Se é certo que ninguém vai para o Porto Santo com intenção de se deitar cedo, de passar o tempo a contar grãos de areia ou a caçar gambuzinos, a bordar ou a pedir que chova, ou com o propósito de melhorar o ranking de bom comportamento e de ensinar o que quer que seja a quem ali vive, não é menos verdade que quem escolhe a ilha como destino - presume-se que ninguém tenha ido obrigado ou forçado a cumprir castigo - devia comprometer-se a respeitar as regras propostas e comunicadas à partida para que o descanso não fosse perturbado; para que a animação fosse circunscrita a zonas específicas, - como já foi em tempos por determinação do Governo, opção que a Câmara local na altura nas mãos do PSD ridicularizou; para que todos pudessem ser felizes sem penalizar terceiros; e para que os indesejados não voltassem ao local onde já fizeram patifarias.

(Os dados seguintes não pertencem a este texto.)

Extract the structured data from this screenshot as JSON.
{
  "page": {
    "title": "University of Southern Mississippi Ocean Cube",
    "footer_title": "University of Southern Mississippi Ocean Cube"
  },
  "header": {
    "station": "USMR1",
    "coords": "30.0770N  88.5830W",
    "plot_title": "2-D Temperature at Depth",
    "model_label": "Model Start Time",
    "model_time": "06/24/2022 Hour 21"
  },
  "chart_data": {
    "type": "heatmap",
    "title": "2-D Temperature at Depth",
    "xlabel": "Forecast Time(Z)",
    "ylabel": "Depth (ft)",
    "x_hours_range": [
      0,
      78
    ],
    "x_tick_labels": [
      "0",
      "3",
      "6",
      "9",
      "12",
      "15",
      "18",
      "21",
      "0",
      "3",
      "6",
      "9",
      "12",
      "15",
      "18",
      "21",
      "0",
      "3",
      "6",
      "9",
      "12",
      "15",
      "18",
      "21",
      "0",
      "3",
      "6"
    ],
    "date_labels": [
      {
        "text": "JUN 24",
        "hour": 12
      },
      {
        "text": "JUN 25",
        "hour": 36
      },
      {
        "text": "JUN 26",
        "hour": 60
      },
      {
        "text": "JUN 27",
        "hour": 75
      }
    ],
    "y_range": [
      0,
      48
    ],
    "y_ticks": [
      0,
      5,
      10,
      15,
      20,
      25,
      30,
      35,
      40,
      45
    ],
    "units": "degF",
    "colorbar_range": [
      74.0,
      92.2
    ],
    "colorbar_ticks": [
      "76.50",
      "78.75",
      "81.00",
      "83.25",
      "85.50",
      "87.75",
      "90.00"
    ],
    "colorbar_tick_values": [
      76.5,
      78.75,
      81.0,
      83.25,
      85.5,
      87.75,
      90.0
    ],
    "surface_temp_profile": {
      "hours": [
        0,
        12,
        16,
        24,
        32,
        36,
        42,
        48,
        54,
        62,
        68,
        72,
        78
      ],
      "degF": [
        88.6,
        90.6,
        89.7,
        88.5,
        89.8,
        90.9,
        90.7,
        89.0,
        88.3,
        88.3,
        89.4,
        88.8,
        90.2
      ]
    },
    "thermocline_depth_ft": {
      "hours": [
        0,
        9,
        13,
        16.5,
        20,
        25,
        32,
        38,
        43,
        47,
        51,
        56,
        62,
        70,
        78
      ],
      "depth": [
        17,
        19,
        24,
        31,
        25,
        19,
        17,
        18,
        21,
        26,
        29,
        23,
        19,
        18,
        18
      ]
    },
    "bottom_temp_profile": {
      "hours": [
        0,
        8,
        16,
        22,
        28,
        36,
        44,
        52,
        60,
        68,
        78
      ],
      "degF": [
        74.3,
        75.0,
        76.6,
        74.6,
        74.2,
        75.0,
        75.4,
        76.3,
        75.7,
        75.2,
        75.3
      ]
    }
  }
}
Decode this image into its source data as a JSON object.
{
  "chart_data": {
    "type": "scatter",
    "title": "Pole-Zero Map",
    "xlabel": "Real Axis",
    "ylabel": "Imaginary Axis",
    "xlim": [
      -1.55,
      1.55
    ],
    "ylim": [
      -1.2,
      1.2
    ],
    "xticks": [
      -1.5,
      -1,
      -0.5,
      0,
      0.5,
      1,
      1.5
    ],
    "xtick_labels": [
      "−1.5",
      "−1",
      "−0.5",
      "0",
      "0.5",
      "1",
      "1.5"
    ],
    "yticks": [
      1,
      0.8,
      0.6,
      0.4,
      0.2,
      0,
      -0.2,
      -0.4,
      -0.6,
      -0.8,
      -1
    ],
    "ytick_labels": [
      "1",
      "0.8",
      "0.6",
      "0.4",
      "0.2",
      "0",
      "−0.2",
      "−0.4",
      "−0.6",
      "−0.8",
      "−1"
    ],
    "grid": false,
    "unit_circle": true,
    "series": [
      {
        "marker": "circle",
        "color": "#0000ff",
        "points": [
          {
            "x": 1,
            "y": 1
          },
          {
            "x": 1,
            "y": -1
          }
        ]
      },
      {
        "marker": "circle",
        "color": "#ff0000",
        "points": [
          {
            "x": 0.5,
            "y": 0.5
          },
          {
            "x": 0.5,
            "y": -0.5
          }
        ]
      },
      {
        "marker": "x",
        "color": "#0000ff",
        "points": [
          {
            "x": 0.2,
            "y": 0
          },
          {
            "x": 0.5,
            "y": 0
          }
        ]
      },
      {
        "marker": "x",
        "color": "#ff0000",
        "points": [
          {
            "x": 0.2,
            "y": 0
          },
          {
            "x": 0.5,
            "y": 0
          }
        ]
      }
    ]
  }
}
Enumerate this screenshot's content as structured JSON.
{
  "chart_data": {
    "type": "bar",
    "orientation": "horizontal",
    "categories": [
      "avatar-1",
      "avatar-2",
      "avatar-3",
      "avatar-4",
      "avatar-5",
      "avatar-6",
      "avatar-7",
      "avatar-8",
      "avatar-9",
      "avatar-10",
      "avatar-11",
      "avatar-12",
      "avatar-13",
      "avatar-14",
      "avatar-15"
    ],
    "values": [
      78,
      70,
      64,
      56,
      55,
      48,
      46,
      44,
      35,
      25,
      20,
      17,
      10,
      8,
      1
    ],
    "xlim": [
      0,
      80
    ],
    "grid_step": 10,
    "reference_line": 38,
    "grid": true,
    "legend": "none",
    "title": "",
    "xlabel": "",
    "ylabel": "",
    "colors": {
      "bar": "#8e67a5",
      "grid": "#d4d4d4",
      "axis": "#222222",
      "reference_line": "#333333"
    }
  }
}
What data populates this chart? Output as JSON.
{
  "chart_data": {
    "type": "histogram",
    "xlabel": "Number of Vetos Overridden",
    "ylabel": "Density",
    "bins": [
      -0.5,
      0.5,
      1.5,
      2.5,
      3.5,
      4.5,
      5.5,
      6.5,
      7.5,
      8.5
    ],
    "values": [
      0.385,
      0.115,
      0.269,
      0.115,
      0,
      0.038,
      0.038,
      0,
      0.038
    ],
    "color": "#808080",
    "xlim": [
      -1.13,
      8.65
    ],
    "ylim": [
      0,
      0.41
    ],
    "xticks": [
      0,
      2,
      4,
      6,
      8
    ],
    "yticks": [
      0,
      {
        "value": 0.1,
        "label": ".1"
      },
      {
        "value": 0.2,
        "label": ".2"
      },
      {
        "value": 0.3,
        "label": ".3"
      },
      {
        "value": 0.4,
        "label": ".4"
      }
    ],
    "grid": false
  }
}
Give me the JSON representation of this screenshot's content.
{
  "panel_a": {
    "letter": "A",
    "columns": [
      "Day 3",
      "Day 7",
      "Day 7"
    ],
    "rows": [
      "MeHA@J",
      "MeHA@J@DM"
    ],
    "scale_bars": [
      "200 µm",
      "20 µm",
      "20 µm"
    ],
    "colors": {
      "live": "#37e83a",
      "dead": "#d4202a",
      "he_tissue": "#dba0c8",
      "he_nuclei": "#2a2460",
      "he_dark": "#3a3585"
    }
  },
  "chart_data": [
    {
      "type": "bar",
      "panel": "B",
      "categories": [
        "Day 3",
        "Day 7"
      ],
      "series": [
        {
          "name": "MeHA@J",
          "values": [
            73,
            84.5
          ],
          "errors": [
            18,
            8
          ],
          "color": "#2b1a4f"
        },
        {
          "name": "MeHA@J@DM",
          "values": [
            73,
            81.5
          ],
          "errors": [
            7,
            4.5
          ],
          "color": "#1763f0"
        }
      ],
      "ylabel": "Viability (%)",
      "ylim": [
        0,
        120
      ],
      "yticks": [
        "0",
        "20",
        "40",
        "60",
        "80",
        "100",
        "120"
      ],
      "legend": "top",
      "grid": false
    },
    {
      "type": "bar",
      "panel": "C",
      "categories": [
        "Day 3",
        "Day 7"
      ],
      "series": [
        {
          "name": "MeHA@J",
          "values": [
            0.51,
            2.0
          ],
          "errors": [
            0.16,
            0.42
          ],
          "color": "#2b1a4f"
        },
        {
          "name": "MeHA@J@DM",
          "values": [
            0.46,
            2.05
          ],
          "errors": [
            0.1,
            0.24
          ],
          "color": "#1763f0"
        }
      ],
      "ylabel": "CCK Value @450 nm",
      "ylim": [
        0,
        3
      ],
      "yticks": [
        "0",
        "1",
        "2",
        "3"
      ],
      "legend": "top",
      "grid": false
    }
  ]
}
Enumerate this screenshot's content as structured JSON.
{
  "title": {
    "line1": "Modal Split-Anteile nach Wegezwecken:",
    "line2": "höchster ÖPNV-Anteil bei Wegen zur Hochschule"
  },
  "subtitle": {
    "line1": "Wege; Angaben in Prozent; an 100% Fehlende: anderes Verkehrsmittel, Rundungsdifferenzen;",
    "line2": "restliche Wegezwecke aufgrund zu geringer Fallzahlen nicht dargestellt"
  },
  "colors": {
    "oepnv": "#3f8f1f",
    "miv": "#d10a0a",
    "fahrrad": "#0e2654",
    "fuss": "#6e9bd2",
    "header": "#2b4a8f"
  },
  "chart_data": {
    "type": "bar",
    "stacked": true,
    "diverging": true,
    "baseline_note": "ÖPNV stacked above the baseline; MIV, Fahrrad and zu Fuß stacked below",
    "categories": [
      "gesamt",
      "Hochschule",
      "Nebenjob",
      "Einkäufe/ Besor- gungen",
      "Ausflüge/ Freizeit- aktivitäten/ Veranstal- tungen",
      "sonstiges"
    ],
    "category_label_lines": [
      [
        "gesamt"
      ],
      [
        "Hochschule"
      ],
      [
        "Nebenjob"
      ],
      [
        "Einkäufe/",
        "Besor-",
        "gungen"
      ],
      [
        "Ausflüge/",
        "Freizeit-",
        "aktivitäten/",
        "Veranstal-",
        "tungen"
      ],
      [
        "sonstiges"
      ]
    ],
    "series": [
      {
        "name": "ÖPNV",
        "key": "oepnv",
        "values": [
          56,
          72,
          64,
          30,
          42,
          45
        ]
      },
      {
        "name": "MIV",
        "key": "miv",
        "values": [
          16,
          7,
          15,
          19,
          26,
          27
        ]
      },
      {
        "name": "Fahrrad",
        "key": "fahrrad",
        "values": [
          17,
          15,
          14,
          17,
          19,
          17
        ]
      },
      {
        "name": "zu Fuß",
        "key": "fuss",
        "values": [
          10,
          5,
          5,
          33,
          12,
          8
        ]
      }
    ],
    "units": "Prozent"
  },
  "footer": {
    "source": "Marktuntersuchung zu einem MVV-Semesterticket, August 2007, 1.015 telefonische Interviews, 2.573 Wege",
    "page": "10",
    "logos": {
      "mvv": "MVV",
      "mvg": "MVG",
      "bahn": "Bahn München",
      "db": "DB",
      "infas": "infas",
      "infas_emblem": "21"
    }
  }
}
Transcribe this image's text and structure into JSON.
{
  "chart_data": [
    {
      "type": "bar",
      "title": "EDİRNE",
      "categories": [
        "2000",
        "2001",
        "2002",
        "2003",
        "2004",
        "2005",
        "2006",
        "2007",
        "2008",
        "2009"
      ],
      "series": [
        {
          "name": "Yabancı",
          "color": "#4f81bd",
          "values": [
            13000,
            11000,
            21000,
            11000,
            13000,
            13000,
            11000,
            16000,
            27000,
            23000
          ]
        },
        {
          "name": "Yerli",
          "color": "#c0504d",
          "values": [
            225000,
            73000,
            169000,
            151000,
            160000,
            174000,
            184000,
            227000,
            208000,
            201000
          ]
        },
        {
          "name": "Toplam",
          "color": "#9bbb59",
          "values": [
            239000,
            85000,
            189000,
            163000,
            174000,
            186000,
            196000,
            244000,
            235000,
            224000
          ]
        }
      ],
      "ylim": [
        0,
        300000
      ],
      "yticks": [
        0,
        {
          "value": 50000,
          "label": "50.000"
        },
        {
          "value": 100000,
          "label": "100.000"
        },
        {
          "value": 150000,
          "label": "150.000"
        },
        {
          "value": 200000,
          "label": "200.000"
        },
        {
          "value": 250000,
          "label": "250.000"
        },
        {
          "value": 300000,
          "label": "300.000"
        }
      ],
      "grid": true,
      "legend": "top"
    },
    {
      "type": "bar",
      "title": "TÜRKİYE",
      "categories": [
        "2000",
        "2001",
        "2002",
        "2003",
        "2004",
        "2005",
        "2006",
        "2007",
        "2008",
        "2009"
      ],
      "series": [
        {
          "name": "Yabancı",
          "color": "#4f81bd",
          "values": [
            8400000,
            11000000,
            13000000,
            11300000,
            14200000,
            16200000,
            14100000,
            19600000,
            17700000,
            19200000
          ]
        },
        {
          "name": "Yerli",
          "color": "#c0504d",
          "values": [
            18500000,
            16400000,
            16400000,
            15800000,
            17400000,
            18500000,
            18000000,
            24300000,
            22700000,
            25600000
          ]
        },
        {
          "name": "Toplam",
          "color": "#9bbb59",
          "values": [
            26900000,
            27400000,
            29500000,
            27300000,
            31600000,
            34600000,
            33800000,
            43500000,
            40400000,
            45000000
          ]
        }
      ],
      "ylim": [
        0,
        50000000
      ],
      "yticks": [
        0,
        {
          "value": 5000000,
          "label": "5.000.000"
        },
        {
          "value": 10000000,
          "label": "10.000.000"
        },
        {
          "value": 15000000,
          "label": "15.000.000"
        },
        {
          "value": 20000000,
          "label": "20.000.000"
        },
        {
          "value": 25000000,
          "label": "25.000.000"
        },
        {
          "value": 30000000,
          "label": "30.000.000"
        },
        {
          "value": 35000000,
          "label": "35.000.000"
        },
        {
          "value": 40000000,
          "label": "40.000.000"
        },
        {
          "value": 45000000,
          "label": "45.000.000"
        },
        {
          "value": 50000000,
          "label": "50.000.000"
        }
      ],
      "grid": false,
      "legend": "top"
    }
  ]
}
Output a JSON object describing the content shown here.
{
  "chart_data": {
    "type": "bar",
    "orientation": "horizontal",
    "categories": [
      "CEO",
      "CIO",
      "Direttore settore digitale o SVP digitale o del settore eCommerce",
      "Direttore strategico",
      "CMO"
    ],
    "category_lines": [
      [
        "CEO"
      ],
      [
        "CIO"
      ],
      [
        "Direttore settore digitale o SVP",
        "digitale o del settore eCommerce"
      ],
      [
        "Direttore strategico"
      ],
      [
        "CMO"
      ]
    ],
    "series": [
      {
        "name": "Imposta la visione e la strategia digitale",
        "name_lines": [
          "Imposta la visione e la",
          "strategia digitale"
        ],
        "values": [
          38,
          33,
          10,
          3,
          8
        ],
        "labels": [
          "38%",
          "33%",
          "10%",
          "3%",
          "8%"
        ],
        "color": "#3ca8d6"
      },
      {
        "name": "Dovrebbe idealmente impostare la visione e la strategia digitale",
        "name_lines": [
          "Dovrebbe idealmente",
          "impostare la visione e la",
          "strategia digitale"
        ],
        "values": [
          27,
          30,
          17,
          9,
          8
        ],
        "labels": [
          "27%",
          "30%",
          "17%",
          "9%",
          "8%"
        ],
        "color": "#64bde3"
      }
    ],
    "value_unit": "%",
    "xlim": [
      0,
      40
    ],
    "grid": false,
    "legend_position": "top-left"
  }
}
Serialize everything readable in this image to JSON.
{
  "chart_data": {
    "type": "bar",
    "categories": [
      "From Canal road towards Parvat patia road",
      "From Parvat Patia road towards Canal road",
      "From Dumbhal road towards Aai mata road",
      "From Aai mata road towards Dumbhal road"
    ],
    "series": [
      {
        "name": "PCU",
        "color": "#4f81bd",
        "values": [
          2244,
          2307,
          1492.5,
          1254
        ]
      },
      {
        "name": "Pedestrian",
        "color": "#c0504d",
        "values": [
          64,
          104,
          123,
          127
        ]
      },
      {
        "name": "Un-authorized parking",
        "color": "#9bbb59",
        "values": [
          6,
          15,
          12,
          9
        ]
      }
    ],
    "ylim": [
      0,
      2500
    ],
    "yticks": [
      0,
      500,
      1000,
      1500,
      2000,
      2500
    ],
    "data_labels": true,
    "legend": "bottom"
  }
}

Há muitas formas de evitar a triste repetição dos episódios reveladores de mau gosto e de desprezo pelo bem comum, monitorizando viajantes, vigiando cadastrados, aplicando sanções exemplares aos prevaricadores, diversificando a animação e responsabilizando quem pode fazer a diferença pela positiva.
Mesmo que acendam velas às ‘sete senhoras’, entre as quais a da Graça e a padroeira que nos ampara desde o Monte, há uma tarefa terrena que importa desenvolver de forma sistemática e prudente, sob pena de hipotecarmos um futuro pautado por valores que assegurem o bem-estar e paz de quem escolheu o Porto Santo para viver ou para passar férias.
Devem por isso os eleitos tudo fazer para reduzir o risco de reincidência. Devem as autoridades ter pulso e legitimidade para intervir. Deve a cidadania activa não tolerar cenas e posturas que atentem contra “a jóia mais antiga”.